Governing with the Social Democrats may help Energiewende reform, since friction that has delayed energy-related bills in the SPD-controlled upper house of parliament, the Bundesrat, would be dissipated. In any case, the Social Democrats are the co-architects of Germany’s first nuclear exit under Chancellor Gerhard Schroeder.
Getting Germany’s state leaders, who sit in the Bundesrat, to sign off on legislation may be easier in a so-called grand coalition, Nickel said. “Convincing the states is key for this reform as there are so many different interests across the country,” he said.
For Merkel, there’s more to do than just getting costs under control. Germany last year alone added 10 gigawatts of wind turbines and solar panels -- the capacity of about 10 nuclear plants -- yet output varies with the weather. That puts strains on an already outmoded electrical grid.
Development of offshore wind farms that would replace reactors is behind schedule because of delays in connecting turbines to the land-based grid. The switch has also hurt the climate as more coal instead of cleaner natural gas is burned to replace the eight oldest reactors Merkel shuttered following the tsunami and nuclear disaster at Fukushima in Japan.
Gas-fired plants that in the past ran mostly in the middle of the day when demand peaked are losing money as wind and solar power floods the grid. EON and RWE, Germany’s biggest utilities that controlled 4.9 percent of renewable capacity by 2012, are shuttering gas plants and rely more on cheaper coal plants. Germany’s air pollution is now set to worsen for a second year, the first back-to-back increase since at least the 1980s.

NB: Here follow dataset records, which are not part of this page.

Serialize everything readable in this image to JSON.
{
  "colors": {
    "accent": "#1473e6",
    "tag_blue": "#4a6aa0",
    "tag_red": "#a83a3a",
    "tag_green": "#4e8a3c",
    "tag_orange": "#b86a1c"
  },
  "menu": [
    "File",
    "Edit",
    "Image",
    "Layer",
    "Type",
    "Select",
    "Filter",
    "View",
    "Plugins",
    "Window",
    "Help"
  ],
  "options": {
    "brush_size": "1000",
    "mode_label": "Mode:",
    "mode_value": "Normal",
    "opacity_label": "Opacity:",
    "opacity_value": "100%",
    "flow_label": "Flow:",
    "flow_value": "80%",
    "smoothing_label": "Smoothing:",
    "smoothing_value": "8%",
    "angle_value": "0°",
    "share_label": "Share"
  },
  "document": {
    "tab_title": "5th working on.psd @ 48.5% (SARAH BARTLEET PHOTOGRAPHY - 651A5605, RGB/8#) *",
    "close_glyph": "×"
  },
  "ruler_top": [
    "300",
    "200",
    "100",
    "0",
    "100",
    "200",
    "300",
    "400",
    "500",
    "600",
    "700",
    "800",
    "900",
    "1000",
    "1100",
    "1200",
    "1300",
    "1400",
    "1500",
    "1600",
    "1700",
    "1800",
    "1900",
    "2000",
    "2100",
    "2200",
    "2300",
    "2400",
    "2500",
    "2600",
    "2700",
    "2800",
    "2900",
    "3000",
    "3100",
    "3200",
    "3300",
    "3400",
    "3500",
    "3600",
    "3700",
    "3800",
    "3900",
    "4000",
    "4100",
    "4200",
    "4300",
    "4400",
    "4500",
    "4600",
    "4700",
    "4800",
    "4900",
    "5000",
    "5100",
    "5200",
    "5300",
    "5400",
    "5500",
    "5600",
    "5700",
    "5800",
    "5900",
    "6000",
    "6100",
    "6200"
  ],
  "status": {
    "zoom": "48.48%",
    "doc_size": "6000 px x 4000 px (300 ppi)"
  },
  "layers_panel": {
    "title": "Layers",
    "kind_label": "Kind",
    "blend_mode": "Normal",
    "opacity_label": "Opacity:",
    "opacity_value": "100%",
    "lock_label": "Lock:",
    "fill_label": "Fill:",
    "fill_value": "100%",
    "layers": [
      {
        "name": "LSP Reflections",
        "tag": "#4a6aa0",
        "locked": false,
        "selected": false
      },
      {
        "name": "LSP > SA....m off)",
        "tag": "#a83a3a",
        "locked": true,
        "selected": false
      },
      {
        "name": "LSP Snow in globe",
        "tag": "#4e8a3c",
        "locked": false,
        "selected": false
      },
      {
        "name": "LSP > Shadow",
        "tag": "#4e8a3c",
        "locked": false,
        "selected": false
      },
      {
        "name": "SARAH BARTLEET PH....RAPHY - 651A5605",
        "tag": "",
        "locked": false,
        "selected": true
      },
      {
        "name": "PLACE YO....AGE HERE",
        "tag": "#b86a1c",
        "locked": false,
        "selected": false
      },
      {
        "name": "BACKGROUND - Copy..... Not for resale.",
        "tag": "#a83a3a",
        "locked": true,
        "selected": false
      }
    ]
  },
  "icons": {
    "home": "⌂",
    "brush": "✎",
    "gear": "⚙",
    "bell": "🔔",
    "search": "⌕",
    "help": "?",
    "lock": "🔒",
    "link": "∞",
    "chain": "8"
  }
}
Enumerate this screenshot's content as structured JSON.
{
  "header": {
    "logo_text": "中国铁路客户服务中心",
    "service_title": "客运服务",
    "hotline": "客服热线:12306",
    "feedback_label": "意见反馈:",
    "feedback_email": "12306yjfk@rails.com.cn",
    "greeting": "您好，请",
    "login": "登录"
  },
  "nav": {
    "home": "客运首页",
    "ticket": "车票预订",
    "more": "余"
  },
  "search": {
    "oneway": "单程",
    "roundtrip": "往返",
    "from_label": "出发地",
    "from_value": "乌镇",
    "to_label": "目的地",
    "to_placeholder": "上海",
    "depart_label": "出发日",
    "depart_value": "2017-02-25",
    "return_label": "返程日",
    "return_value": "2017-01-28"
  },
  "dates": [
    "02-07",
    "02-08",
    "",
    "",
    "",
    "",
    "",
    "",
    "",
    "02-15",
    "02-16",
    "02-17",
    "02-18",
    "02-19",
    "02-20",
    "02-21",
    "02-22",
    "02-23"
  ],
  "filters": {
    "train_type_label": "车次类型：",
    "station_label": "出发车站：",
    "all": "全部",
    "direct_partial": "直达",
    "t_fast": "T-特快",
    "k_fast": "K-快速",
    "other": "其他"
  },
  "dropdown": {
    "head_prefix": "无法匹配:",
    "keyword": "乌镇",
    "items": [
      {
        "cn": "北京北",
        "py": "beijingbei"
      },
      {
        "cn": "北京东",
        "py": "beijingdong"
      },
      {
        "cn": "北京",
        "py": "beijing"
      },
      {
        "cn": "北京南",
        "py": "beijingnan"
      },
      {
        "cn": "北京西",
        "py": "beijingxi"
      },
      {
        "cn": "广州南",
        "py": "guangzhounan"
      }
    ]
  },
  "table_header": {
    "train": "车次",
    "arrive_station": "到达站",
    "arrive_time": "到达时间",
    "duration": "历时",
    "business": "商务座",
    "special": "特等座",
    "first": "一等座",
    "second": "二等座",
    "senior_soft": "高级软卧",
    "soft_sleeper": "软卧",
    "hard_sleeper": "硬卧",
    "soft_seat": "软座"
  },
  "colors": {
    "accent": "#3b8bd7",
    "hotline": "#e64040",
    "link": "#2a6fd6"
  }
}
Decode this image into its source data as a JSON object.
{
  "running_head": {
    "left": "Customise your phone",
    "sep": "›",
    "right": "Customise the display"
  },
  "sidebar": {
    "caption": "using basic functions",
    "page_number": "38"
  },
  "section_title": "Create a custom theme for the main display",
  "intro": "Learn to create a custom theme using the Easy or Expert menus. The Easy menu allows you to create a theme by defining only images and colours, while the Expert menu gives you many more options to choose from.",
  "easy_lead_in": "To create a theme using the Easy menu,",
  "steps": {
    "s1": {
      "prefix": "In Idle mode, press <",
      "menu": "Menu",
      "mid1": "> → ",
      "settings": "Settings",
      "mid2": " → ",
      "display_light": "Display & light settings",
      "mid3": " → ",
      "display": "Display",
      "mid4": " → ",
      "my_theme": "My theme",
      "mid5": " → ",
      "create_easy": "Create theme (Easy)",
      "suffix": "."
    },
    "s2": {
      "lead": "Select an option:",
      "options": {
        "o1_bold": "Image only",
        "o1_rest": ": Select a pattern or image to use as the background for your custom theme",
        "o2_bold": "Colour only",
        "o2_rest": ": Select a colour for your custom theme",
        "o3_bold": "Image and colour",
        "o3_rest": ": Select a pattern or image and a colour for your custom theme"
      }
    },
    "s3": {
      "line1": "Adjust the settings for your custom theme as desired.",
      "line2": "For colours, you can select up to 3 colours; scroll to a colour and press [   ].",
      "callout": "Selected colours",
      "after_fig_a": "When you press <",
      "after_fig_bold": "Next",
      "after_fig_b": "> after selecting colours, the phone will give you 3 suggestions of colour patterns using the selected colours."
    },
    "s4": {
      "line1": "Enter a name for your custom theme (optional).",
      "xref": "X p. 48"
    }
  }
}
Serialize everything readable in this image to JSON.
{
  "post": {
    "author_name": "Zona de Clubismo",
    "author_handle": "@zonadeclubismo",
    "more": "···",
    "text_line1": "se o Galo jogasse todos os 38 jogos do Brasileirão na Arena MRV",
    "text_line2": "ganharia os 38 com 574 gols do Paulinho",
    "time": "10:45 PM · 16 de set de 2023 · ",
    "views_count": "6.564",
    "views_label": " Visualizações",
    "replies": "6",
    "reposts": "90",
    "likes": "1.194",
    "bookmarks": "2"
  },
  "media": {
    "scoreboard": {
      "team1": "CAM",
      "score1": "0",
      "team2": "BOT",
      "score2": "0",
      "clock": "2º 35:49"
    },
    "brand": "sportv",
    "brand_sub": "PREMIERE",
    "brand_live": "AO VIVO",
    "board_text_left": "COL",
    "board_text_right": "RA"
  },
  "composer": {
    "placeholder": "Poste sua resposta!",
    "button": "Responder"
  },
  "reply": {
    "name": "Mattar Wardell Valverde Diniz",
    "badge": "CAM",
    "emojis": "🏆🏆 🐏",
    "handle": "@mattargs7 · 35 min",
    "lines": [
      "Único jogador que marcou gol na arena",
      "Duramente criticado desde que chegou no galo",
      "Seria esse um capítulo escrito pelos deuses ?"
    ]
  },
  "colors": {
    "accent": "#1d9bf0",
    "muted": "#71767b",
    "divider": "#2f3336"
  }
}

No matter how Merkel’s overhaul looks, German consumers will pay more than 20 billion euros a year through 2030 to fund the shift to renewable power, according to Bloomberg New Energy Finance. That’s because subsidies are fixed for 20 years.
“Germany will be carrying a huge cost backpack for quite a while,” Hubertus Bardt, head of energy and environmental policy at the Cologne Institute for Economic Research, said by phone. “The government may eventually have to step in and use federal funds to relieve the burden on consumers and industry.”